Lu Duowei’s “structural bubble” riff reads like a defensive memo to LPs. At this point he should sign it Lu Delusionei, and Yicai might as well print fairy tales for terrified VCs. The piece sprays assertions with no spine. “Mandatory spending” is tossed out like a law of physics.

Publisher: Yicai Global

That title is a clown car. “The AI Bubble That Isn’t a Bubble, Yet Behaves Exactly Like One” tries to sound paradoxical and just faceplants. Pick a thesis and defend it. Don’t hide mush behind wordplay.

The piece sprays assertions with no spine. “Token prices fell 20–70%.” Which tokens, which providers, what period, and what normalization? Training cost, inference cost, seat price, and unit economics are different things. If you don’t define the metric, you don’t have a number. And spare me the fake novelty about “no prior cycle” causing deflation. We’ve seen relentless price-perf collapses for decades: CPUs, GPUs, storage per GB, DRAM, bandwidth.

The “infinite supply at zero marginal cost” shtick is freshman econ. Copying a model is cheap. Running it at scale is not. You still pay for GPUs, energy, latency targets, capacity planning, finetuning, evals, monitoring, incident response, compliance, audit, and support. Supply is throttled by hardware availability, power, and people who actually know what they’re doing. Real customers buy reliability and guarantees, not vibes.

The time-mismatch handwave imagines a three-month loop from research breakthrough to money printer. In the adult world you integrate, secure, validate, sell, and deploy into messy stacks with regulators lurking. Productization, contracts, and change management eat those neat timelines for breakfast. Pretending otherwise is how you write Medium posts, not how you run a P&L.

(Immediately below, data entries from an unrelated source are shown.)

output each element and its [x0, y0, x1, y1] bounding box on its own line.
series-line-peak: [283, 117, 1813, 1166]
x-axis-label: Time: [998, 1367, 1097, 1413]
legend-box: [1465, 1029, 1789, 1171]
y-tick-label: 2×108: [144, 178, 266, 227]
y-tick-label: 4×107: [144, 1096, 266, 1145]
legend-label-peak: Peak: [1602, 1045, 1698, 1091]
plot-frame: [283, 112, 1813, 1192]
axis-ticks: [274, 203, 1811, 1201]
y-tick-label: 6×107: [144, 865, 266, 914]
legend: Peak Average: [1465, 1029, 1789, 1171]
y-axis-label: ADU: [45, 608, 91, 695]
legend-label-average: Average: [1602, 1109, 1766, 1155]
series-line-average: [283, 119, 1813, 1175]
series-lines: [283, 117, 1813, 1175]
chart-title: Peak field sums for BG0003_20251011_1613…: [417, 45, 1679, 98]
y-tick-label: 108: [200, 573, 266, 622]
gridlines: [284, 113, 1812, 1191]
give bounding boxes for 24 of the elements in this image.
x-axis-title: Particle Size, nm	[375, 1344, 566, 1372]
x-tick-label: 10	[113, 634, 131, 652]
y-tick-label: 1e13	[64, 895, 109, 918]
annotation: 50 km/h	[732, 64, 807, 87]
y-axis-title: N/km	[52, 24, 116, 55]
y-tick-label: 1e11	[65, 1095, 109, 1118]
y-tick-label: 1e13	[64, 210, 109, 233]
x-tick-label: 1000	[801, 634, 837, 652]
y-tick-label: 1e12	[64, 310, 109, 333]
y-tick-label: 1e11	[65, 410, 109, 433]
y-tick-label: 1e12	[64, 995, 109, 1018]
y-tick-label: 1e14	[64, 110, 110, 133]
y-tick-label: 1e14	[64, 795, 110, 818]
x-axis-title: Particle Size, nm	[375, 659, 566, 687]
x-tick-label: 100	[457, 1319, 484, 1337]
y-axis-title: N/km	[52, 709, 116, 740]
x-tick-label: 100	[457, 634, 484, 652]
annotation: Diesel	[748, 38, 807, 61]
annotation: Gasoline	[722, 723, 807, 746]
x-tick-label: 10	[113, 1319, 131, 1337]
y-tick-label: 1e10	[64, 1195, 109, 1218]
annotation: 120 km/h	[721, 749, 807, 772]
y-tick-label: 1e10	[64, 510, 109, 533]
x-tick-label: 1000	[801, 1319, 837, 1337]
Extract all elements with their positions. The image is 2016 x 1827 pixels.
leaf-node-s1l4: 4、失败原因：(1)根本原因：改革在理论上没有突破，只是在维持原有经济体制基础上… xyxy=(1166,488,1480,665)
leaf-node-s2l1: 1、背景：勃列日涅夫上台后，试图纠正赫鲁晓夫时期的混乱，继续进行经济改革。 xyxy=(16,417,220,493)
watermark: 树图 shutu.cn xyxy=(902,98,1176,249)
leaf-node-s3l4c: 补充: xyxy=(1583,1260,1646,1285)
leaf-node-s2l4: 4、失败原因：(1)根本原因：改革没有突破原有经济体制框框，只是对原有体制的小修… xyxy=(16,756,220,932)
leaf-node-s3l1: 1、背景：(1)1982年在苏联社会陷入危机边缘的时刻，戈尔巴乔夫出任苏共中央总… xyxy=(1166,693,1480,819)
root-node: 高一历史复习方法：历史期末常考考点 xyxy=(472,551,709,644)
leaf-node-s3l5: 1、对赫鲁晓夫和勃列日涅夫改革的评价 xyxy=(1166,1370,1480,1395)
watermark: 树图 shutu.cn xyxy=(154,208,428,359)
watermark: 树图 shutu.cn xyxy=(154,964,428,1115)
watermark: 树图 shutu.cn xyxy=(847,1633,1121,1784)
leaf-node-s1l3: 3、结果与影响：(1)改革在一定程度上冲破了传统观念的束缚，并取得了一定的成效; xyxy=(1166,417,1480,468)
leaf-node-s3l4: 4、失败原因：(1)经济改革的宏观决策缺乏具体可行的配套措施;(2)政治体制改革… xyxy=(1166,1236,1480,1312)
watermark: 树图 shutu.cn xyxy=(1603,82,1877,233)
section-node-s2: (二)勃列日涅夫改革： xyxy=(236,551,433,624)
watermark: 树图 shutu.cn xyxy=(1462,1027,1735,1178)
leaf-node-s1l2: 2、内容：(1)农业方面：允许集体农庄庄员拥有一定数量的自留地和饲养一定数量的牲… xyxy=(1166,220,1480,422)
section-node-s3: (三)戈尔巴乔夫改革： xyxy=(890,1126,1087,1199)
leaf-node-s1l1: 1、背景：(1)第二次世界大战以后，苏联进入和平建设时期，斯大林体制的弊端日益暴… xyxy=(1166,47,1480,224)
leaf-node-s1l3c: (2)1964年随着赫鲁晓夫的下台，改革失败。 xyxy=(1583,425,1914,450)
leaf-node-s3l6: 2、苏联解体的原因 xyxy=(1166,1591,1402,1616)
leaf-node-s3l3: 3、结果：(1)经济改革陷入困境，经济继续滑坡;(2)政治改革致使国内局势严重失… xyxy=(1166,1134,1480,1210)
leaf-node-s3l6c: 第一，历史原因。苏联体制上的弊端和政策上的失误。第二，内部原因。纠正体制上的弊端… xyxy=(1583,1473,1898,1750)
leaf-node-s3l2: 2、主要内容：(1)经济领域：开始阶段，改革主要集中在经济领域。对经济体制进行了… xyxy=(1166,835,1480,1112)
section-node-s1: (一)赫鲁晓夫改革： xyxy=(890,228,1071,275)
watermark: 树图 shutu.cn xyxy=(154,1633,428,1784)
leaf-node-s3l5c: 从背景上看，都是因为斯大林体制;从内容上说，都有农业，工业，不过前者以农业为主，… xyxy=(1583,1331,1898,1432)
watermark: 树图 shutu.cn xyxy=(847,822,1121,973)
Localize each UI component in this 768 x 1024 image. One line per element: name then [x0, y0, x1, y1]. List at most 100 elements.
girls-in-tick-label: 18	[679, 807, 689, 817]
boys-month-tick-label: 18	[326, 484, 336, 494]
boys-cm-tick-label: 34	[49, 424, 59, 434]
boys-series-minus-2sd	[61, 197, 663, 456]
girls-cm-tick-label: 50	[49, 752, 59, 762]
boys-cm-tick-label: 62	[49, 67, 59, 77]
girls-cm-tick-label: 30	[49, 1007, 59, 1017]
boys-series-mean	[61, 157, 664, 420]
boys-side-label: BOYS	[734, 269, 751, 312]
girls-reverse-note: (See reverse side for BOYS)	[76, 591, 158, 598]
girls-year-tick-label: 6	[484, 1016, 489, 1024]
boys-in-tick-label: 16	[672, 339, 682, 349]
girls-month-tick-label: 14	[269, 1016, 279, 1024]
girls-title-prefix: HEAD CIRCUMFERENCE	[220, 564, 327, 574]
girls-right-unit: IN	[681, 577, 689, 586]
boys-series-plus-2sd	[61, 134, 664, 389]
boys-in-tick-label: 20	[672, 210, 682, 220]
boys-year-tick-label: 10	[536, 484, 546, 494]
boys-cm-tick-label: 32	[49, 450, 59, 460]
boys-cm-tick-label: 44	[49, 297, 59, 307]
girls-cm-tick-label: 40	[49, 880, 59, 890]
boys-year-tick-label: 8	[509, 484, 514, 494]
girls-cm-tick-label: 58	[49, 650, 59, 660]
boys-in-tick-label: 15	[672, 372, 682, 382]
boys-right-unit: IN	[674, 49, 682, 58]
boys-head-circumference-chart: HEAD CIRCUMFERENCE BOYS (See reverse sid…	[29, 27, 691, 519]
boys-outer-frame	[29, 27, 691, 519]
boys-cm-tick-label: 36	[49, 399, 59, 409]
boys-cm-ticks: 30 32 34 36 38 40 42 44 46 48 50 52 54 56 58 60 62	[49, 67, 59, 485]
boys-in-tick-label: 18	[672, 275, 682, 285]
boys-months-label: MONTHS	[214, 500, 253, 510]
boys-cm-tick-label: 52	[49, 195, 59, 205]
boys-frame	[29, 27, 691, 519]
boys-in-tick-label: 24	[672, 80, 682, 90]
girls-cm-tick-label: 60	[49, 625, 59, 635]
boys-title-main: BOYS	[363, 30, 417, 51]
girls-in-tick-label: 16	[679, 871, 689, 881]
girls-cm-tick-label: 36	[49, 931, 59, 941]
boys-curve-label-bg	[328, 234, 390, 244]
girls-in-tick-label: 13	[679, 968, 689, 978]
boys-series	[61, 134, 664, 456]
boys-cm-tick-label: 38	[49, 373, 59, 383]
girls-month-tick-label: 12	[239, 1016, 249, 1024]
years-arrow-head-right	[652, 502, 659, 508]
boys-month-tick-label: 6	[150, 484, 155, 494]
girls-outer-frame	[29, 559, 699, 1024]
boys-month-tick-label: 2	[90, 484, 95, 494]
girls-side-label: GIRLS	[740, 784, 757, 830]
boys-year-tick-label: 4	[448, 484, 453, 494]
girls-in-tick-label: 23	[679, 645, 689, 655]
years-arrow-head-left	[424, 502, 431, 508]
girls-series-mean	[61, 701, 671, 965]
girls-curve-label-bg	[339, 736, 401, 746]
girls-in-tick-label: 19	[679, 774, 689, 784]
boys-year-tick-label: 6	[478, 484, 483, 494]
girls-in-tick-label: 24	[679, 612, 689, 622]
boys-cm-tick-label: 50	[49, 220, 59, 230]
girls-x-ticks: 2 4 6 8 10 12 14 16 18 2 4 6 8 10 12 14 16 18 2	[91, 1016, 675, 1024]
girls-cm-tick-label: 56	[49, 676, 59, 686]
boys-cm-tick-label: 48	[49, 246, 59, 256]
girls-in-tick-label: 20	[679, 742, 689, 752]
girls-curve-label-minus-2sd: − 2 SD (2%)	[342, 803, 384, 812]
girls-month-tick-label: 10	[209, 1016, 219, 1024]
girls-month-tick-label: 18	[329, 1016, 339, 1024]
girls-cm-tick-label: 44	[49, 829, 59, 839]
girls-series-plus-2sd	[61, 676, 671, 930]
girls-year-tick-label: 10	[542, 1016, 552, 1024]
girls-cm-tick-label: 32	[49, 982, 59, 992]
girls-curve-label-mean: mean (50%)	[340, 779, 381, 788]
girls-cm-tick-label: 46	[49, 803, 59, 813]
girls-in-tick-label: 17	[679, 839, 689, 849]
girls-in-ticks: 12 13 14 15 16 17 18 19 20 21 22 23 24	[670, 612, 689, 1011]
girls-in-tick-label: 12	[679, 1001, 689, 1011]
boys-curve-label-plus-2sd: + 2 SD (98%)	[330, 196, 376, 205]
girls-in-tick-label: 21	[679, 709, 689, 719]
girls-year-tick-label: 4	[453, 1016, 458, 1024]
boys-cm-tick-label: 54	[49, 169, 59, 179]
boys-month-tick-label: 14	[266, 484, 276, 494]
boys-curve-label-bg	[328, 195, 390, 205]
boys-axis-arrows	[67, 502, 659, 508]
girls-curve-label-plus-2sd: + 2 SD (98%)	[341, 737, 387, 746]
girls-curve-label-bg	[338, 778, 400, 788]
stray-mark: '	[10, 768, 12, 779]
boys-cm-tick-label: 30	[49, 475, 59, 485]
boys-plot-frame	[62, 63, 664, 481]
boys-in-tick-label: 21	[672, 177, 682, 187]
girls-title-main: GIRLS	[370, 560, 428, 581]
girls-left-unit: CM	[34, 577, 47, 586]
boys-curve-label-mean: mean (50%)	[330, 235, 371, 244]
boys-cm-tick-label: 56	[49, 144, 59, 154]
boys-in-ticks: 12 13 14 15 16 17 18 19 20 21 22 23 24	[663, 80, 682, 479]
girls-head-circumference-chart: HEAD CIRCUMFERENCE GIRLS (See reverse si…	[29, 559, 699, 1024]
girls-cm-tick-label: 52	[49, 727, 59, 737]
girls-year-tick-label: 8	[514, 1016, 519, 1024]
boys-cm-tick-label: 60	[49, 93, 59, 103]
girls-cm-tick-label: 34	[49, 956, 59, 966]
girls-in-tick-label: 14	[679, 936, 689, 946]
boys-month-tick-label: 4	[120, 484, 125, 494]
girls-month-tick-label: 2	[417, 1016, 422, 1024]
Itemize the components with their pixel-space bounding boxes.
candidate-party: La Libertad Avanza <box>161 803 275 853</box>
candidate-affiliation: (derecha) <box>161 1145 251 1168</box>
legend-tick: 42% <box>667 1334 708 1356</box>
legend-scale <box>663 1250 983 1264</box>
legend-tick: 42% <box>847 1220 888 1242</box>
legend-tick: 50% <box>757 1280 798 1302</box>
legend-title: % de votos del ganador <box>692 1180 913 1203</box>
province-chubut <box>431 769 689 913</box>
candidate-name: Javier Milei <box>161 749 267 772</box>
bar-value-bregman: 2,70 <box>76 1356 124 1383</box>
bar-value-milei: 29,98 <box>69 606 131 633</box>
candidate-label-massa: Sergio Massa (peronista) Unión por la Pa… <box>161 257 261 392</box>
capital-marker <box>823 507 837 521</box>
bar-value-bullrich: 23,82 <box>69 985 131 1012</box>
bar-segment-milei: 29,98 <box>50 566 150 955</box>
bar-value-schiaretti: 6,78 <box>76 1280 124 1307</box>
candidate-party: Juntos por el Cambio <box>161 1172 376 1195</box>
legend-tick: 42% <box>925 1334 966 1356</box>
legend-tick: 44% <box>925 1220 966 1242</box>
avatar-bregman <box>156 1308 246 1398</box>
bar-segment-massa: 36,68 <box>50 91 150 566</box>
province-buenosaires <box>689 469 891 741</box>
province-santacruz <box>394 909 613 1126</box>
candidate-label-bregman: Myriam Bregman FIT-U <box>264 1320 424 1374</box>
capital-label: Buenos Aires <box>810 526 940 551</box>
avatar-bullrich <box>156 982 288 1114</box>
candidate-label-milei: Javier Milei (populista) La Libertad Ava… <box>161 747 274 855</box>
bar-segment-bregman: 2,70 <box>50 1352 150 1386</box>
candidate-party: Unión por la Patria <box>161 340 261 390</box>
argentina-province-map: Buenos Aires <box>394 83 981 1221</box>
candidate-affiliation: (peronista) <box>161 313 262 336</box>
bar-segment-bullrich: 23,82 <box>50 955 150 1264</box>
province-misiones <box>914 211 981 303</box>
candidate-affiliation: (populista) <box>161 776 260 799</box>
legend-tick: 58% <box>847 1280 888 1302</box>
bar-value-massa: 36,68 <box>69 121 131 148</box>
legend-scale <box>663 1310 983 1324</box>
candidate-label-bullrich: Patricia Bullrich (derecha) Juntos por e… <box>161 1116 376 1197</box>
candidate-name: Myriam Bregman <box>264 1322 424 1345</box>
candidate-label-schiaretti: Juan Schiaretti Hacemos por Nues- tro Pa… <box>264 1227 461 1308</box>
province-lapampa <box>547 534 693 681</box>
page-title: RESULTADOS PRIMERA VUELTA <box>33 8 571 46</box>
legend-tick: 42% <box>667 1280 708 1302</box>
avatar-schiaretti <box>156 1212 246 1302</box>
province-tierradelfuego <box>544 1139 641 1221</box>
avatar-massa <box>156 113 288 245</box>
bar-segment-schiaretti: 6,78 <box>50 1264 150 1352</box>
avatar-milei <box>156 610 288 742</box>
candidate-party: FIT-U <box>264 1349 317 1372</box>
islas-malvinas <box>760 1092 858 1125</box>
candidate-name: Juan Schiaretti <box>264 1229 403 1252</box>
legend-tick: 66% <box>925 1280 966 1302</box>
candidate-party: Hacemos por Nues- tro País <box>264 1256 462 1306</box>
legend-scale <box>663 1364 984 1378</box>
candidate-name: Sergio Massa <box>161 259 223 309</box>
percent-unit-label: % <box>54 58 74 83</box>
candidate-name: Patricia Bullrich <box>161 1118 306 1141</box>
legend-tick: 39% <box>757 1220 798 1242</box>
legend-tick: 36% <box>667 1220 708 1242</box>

Value-capture claims are just as shallow. The piece moans that capital chases the compute-heavy layers while value accrues elsewhere. And sometimes platforms with data, distribution, SLAs, and regulatory posture keep the rents. Lock-in, contracts, and real switching costs exist. Cloud margins didn’t fall from the sky. Quit treating investment flows like lemmings.

“Mandatory spending” is tossed out like a law of physics. Show a single grounded case where a rational firm was forced to burn cash to “keep up” and couldn’t pause, partner, or buy later in M&A once the smoke cleared. Markets reprice. The world doesn’t follow your deck.

And yes, the packaging screams unserious. Yicai slapped a broken lead image on it and a garish font that looks like they outsourced the CMS to interns. If that’s your editorial standard, why should anyone trust your numbers? Our editor called it what it is: prestige signaling for triggered fund managers clutching spreadsheets and mistaking anxiety for insight. Lu Duowei’s “structural bubble” riff reads like a defensive memo to LPs. At this point he should sign it Lu Delusionei, and Yicai might as well print fairy tales for terrified VCs.

There’s a real question buried here: can AI capability gains outrun monetization and skew incentives for a while. Sure. But this article is posture, not proof. Bring definitions, sources, and a model that survives contact with reality. Otherwise, it’s just another sloppy press release pretending to be analysis.